Menurut satu sumber, ini bersamaan dengan Imam Abu Hamid al-Ghazali ( 1058 / 450 – 505 H/1058-1111 M) meninggalkan Madrasah Nidhamiyah di Baghdad untuk ‘uzlah dan berkhalwat, yang kemudian melahirkan karya magnum opus Ihya’ ‘Ulumiddin.
Kata Syeikh Abdul Qadir,”Apabila Allah ‘Azza wa Jalla melimpahimu kekayaan, dan kekayaan itu membuatmu tak lagi mematuhi-Nya, maka Dia akan menjauhimu di dunia dan di akhirat. Mungkin Dia juga mencabut karunia-Nya darimu, menjadikanmu papa dan melarat sebagai hukuman atas keberpalingamu dari Sang Pemberi dan keterpesonaanmu pada karunia-Nya. Akan tetapi apabila kamu selalu mematuhi-Nya, dan tak terpengaruh kekayaan itu, maka Allah akan menambahkan kekayaan-Nya padamu, tanpa sedikitpun menguranginya. Harta adalah budakmu, dan kau menjadi Sang Raja.

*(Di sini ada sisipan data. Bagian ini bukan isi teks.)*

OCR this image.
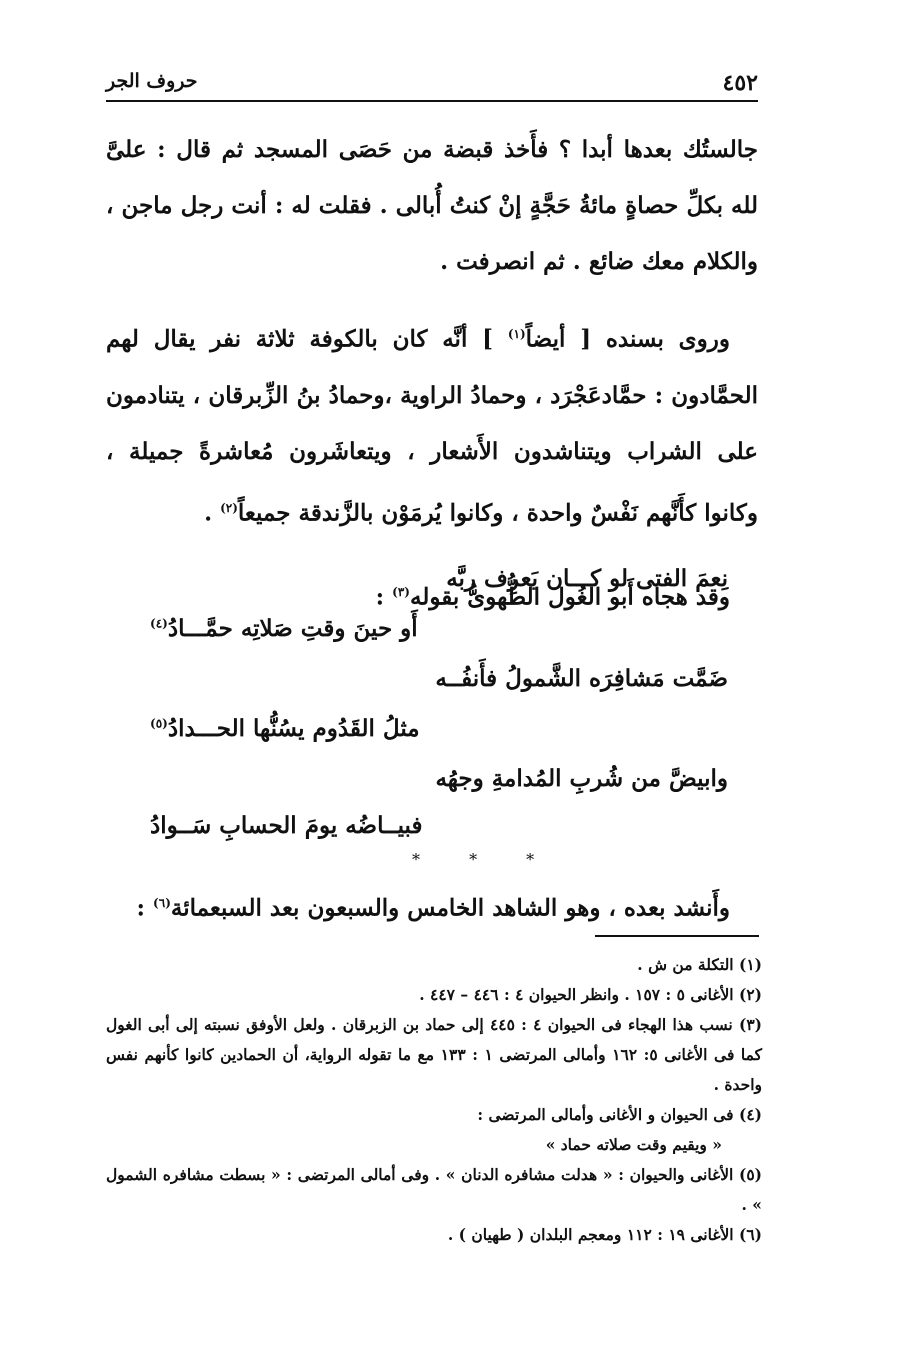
٤٥٢
حروف الجر

جالستُك بعدها أبدا ؟ فأَخذ قبضة من حَصَى المسجد ثم قال : علىَّ لله بكلِّ حصاةٍ مائةُ حَجَّةٍ إنْ كنتُ أُبالى . فقلت له : أنت رجل ماجن ، والكلام معك ضائع . ثم انصرفت .

وروى بسنده [ أيضاً$^{(١)}$ ] أنَّه كان بالكوفة ثلاثة نفر يقال لهم الحمَّادون : حمَّادعَجْرَد ، وحمادُ الراوية ،وحمادُ بنُ الزِّبرقان ، يتنادمون على الشراب ويتناشدون الأَشعار ، ويتعاشَرون مُعاشرةً جميلة ، وكانوا كأَنَّهم نَفْسٌ واحدة ، وكانوا يُرمَوْن بالزَّندقة جميعاً$^{(٢)}$ .

وقد هجاه أَبو الغُول الطُّهوىُّ بقوله$^{(٣)}$ :

نِعمَ الفتى لو كـــان يَعرِف ربَّه
أَو حينَ وقتِ صَلاتِه حمَّـــادُ$^{(٤)}$
ضَمَّت مَشافِرَه الشَّمولُ فأَنفُــه
مثلُ القَدُوم يسُنُّها الحـــدادُ$^{(٥)}$
وابيضَّ من شُربِ المُدامةِ وجهُه
فبيــاضُه يومَ الحسابِ سَــوادُ
* * *

وأَنشد بعده ، وهو الشاهد الخامس والسبعون بعد السبعمائة$^{(٦)}$ :

(١) التكلة من ش .

(٢) الأغانى ٥ : ١٥٧ . وانظر الحيوان ٤ : ٤٤٦ – ٤٤٧ .

(٣) نسب هذا الهجاء فى الحيوان ٤ : ٤٤٥ إلى حماد بن الزبرقان . ولعل الأوفق نسبته إلى أبى الغول كما فى الأغانى ٥: ١٦٢ وأمالى المرتضى ١ : ١٣٣ مع ما تقوله الرواية، أن الحمادين كانوا كأنهم نفس واحدة .

(٤) فى الحيوان و الأغانى وأمالى المرتضى :

« ويقيم وقت صلاته حماد »

(٥) الأغانى والحيوان : « هدلت مشافره الدنان » . وفى أمالى المرتضى : « بسطت مشافره الشمول » .

(٦) الأغانى ١٩ : ١١٢ ومعجم البلدان ( طهيان ) .
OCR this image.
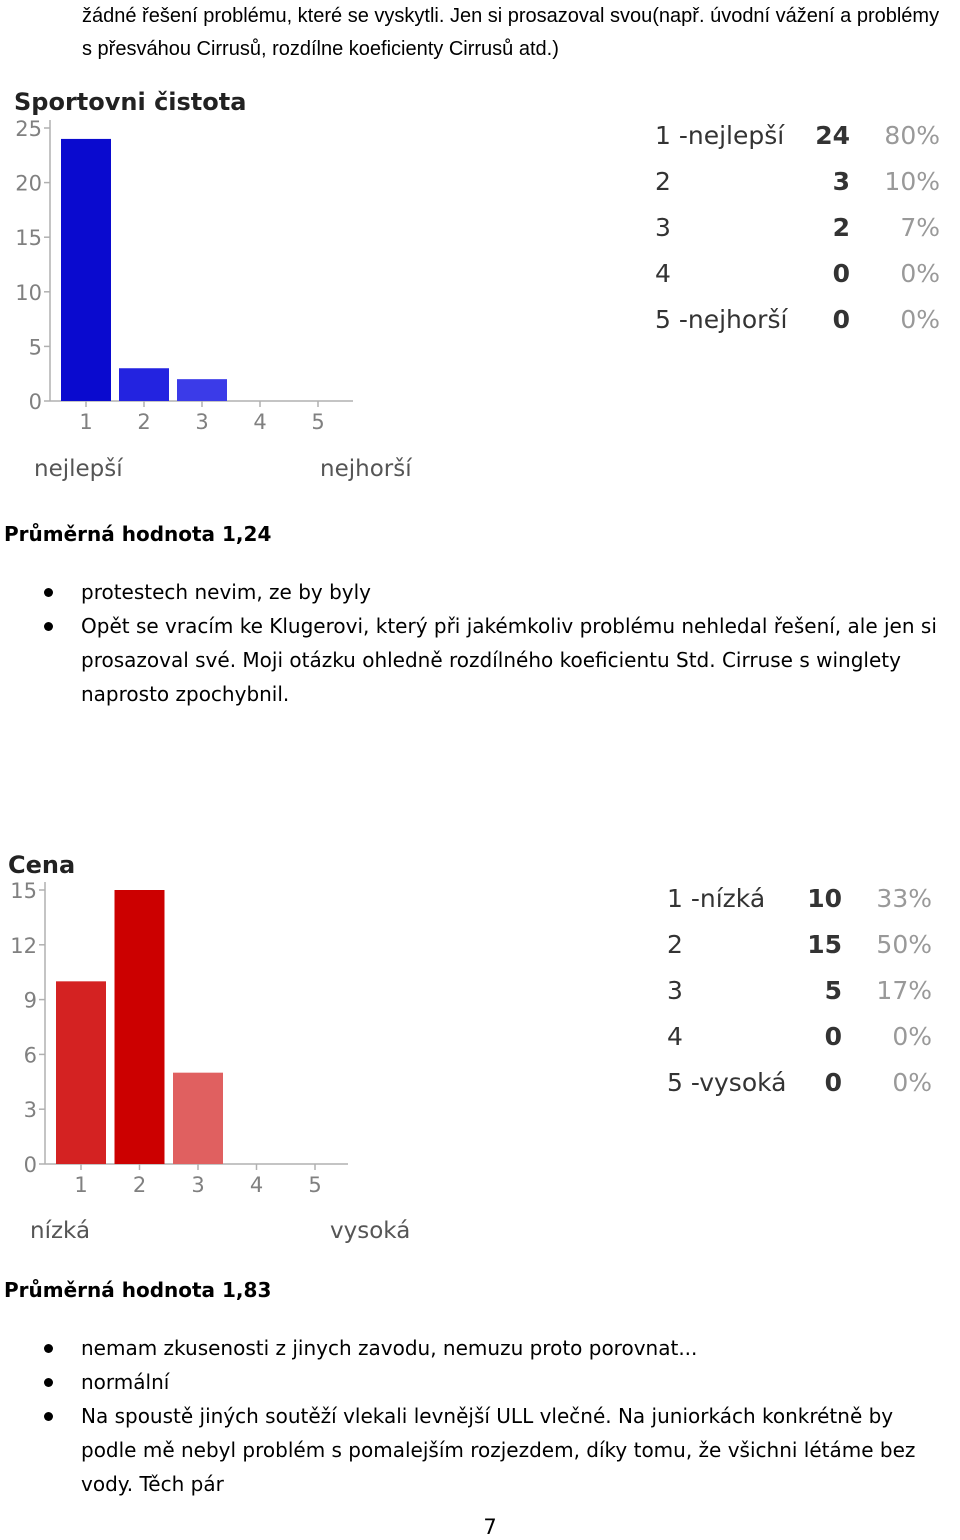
žádné řešení problému, které se vyskytli. Jen si prosazoval svou(např. úvodní vážení a problémy s přesváhou Cirrusů, rozdílne koeficienty Cirrusů atd.)
Sportovni čistota
0
5
10
15
20
25
1 2 3 4 5
nejlepší	nejhorší
1 -nejlepší 24 80%
2	3 10%
3	2 7%
4	0 0%
5 -nejhorší 0 0%
Průměrná hodnota 1,24
protestech nevim, ze by byly
Opět se vracím ke Klugerovi, který při jakémkoliv problému nehledal řešení, ale jen si prosazoval své. Moji otázku ohledně rozdílného koeficientu Std. Cirruse s winglety naprosto zpochybnil.
Cena
0
3
6
9
12
15
1 2 3 4 5
nízká	vysoká
1 -nízká 10 33%
2	15 50%
3	5 17%
4	0 0%
5 -vysoká 0 0%
Průměrná hodnota 1,83
nemam zkusenosti z jinych zavodu, nemuzu proto porovnat...
normální
Na spoustě jiných soutěží vlekali levnější ULL vlečné. Na juniorkách konkrétně by podle mě nebyl problém s pomalejším rozjezdem, díky tomu, že všichni létáme bez vody. Těch pár
7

Kamu akan hidup di dunia ini dalam liputan kasih sayang-Nya, dan hidup terhormat di akhirat Bersama pada shiddiq, para syuhada’, dan orang shalih untuk selama-lamanya” (Syeikh Abdul Qadir al-Jailany, Futuh al-Ghaib, Jakarta: Qaf Media Kreativa, 2021, h. 54).

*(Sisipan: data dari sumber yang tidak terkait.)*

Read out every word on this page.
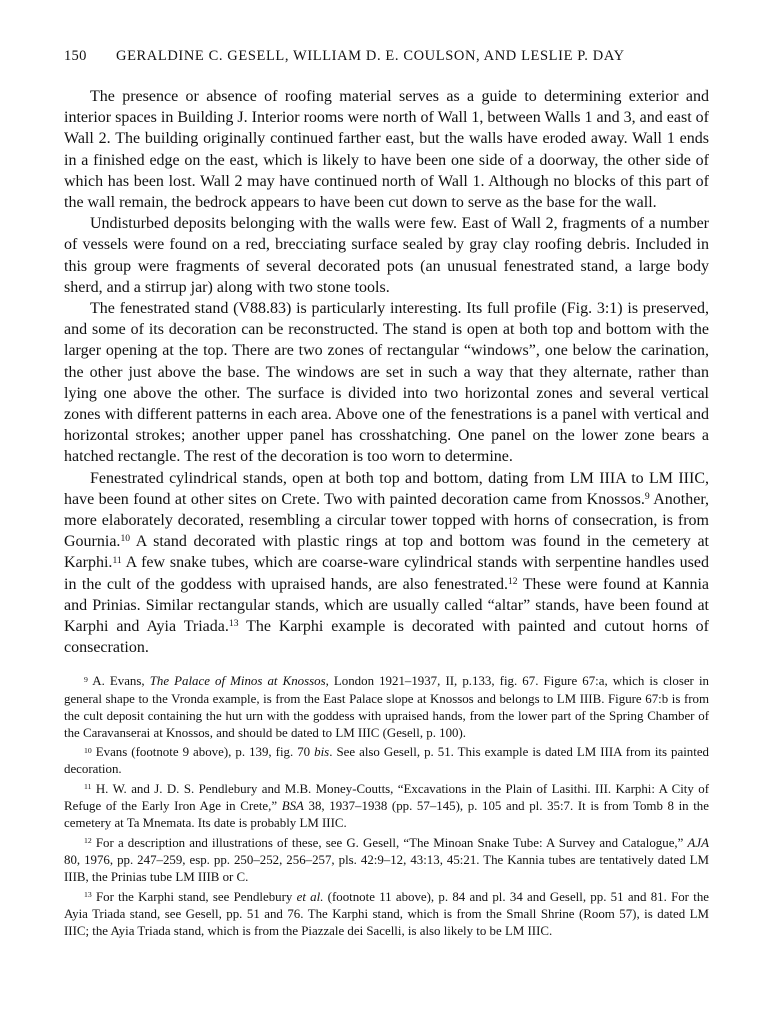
150	GERALDINE C. GESELL, WILLIAM D. E. COULSON, AND LESLIE P. DAY

The presence or absence of roofing material serves as a guide to determining exterior and interior spaces in Building J. Interior rooms were north of Wall 1, between Walls 1 and 3, and east of Wall 2. The building originally continued farther east, but the walls have eroded away. Wall 1 ends in a finished edge on the east, which is likely to have been one side of a doorway, the other side of which has been lost. Wall 2 may have continued north of Wall 1. Although no blocks of this part of the wall remain, the bedrock appears to have been cut down to serve as the base for the wall.

Undisturbed deposits belonging with the walls were few. East of Wall 2, fragments of a number of vessels were found on a red, brecciating surface sealed by gray clay roofing debris. Included in this group were fragments of several decorated pots (an unusual fenestrated stand, a large body sherd, and a stirrup jar) along with two stone tools.

The fenestrated stand (V88.83) is particularly interesting. Its full profile (Fig. 3:1) is preserved, and some of its decoration can be reconstructed. The stand is open at both top and bottom with the larger opening at the top. There are two zones of rectangular “windows”, one below the carination, the other just above the base. The windows are set in such a way that they alternate, rather than lying one above the other. The surface is divided into two horizontal zones and several vertical zones with different patterns in each area. Above one of the fenestrations is a panel with vertical and horizontal strokes; another upper panel has crosshatching. One panel on the lower zone bears a hatched rectangle. The rest of the decoration is too worn to determine.

Fenestrated cylindrical stands, open at both top and bottom, dating from LM IIIA to LM IIIC, have been found at other sites on Crete. Two with painted decoration came from Knossos.$^9$ Another, more elaborately decorated, resembling a circular tower topped with horns of consecration, is from Gournia.$^{10}$ A stand decorated with plastic rings at top and bottom was found in the cemetery at Karphi.$^{11}$ A few snake tubes, which are coarse-ware cylindrical stands with serpentine handles used in the cult of the goddess with upraised hands, are also fenestrated.$^{12}$ These were found at Kannia and Prinias. Similar rectangular stands, which are usually called “altar” stands, have been found at Karphi and Ayia Triada.$^{13}$ The Karphi example is decorated with painted and cutout horns of consecration.

$^9$ A. Evans, The Palace of Minos at Knossos, London 1921–1937, II, p.133, fig. 67. Figure 67:a, which is closer in general shape to the Vronda example, is from the East Palace slope at Knossos and belongs to LM IIIB. Figure 67:b is from the cult deposit containing the hut urn with the goddess with upraised hands, from the lower part of the Spring Chamber of the Caravanserai at Knossos, and should be dated to LM IIIC (Gesell, p. 100).

$^{10}$ Evans (footnote 9 above), p. 139, fig. 70 bis. See also Gesell, p. 51. This example is dated LM IIIA from its painted decoration.

$^{11}$ H. W. and J. D. S. Pendlebury and M.B. Money-Coutts, “Excavations in the Plain of Lasithi. III. Karphi: A City of Refuge of the Early Iron Age in Crete,” BSA 38, 1937–1938 (pp. 57–145), p. 105 and pl. 35:7. It is from Tomb 8 in the cemetery at Ta Mnemata. Its date is probably LM IIIC.

$^{12}$ For a description and illustrations of these, see G. Gesell, “The Minoan Snake Tube: A Survey and Catalogue,” AJA 80, 1976, pp. 247–259, esp. pp. 250–252, 256–257, pls. 42:9–12, 43:13, 45:21. The Kannia tubes are tentatively dated LM IIIB, the Prinias tube LM IIIB or C.

$^{13}$ For the Karphi stand, see Pendlebury et al. (footnote 11 above), p. 84 and pl. 34 and Gesell, pp. 51 and 81. For the Ayia Triada stand, see Gesell, pp. 51 and 76. The Karphi stand, which is from the Small Shrine (Room 57), is dated LM IIIC; the Ayia Triada stand, which is from the Piazzale dei Sacelli, is also likely to be LM IIIC.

Dalam versi lain, disebutkan “Dunia boleh saja di tanganmu atau berada di sakumu untuk engkau simpan dan pergunakan dengan niat yang baik. Akan tetapi janganlah meletakkannya di dalam hati. Engkau boleh menyimpannya di luar pintu (hati), tetapi jangan memasukkannya ke dalam pintu. Karena hal itu, tidak akan melahirkan kemuliaan bagimu”.
Di tengah budaya hidup yang hedonistik, nasihat bijak di atas, tentu tidak mudah diterapkan daam kehidupan kita.

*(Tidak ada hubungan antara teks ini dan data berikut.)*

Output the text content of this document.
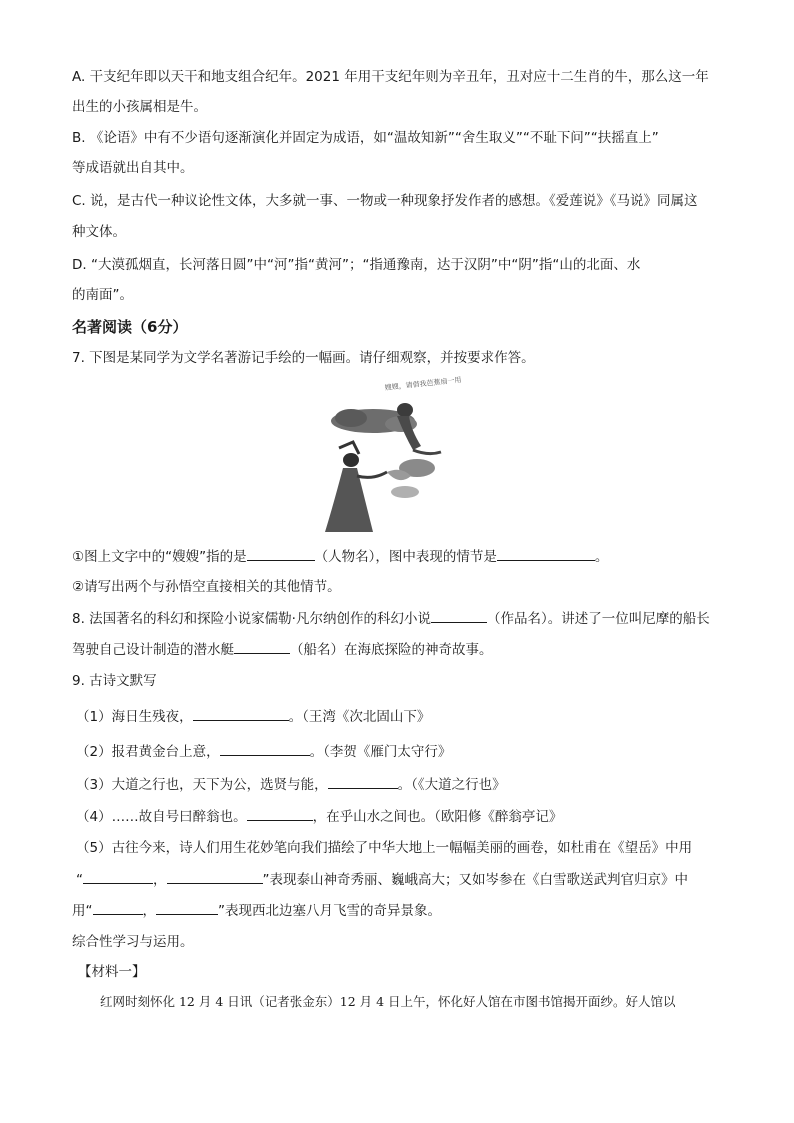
A. 干支纪年即以天干和地支组合纪年。2021 年用干支纪年则为辛丑年，丑对应十二生肖的牛，那么这一年
出生的小孩属相是牛。
B. 《论语》中有不少语句逐渐演化并固定为成语，如“温故知新”“舍生取义”“不耻下问”“扶摇直上”
等成语就出自其中。
C. 说，是古代一种议论性文体，大多就一事、一物或一种现象抒发作者的感想。《爱莲说》《马说》同属这
种文体。
D. “大漠孤烟直，长河落日圆”中“河”指“黄河”；“指通豫南，达于汉阴”中“阴”指“山的北面、水
的南面”。
名著阅读（6分）
7. 下图是某同学为文学名著游记手绘的一幅画。请仔细观察，并按要求作答。
嫂嫂，请借我芭蕉扇一用
①图上文字中的“嫂嫂”指的是	（人物名），图中表现的情节是	。
②请写出两个与孙悟空直接相关的其他情节。
8. 法国著名的科幻和探险小说家儒勒·凡尔纳创作的科幻小说	（作品名）。讲述了一位叫尼摩的船长
驾驶自己设计制造的潜水艇	（船名）在海底探险的神奇故事。
9. 古诗文默写
（1）海日生残夜，	。（王湾《次北固山下》
（2）报君黄金台上意，	。（李贺《雁门太守行》
（3）大道之行也，天下为公，选贤与能，	。（《大道之行也》
（4）……故自号曰醉翁也。	，在乎山水之间也。（欧阳修《醉翁亭记》
（5）古往今来，诗人们用生花妙笔向我们描绘了中华大地上一幅幅美丽的画卷，如杜甫在《望岳》中用
“	，	”表现泰山神奇秀丽、巍峨高大；又如岑参在《白雪歌送武判官归京》中
用“	，	”表现西北边塞八月飞雪的奇异景象。
综合性学习与运用。
【材料一】
红网时刻怀化 12 月 4 日讯（记者张金东）12 月 4 日上午，怀化好人馆在市图书馆揭开面纱。好人馆以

Maraknya persaingan untuk mendapatkan jabatan, baik di birokrasi maupun di berbagai organisasi, boleh jadi muaranya adalah peluang untuk mendapatkan harta itu.
Bahkan tidak jarang, “penghargaan dan penghormatan” itu lebih dilihat karena soal harta tersebut.
Lebih seru lagi, banyak praktik korupsi terus terjadi dan tidak menjadikan seseorang jera, meskipun KPK (Komisi Pemberantasan Korupsi) sudah melakukan Operasi Tangkap Tangan (OTT), di antaranya adalah karena ingin mendapatkan harta dan kekayaan.
Sebagai bahan renungan, kita bisa bersama-sama merenungkan nasihat bijak di atas.
Syeikh Abdul Qadir Al-Jailany menambahkan, “Jangan berupaya merebut suatu rahmat dan jangan pula berupaya menangkis datangnya suatu musibah. Rahmat akan dating kepadamu jika telah ditakdirkan bagimu, baik kamu menyukainya atau tidak. Bencana akan tetap menimpamu jika telah menjadi takdir bagimu, baik kamu suka atau tidak suka. Yang bisa kamu lakukan adalah mencoba menangkisnya dengan doa dan hadapilah dengan kesabaran dan keteguhan hati agar mendapatkan ridha-Nya. Berserahlah dalam semua urusan agar Dia bertindak melalui dirimu. Jika itu berupa rahmat, bersyukurlah. Jika itu bencana, bersabarlah, tumbuhkan kesabaran, dan keterikatan kepada Allah dan ridha-Nya” (Ibid., h. 55).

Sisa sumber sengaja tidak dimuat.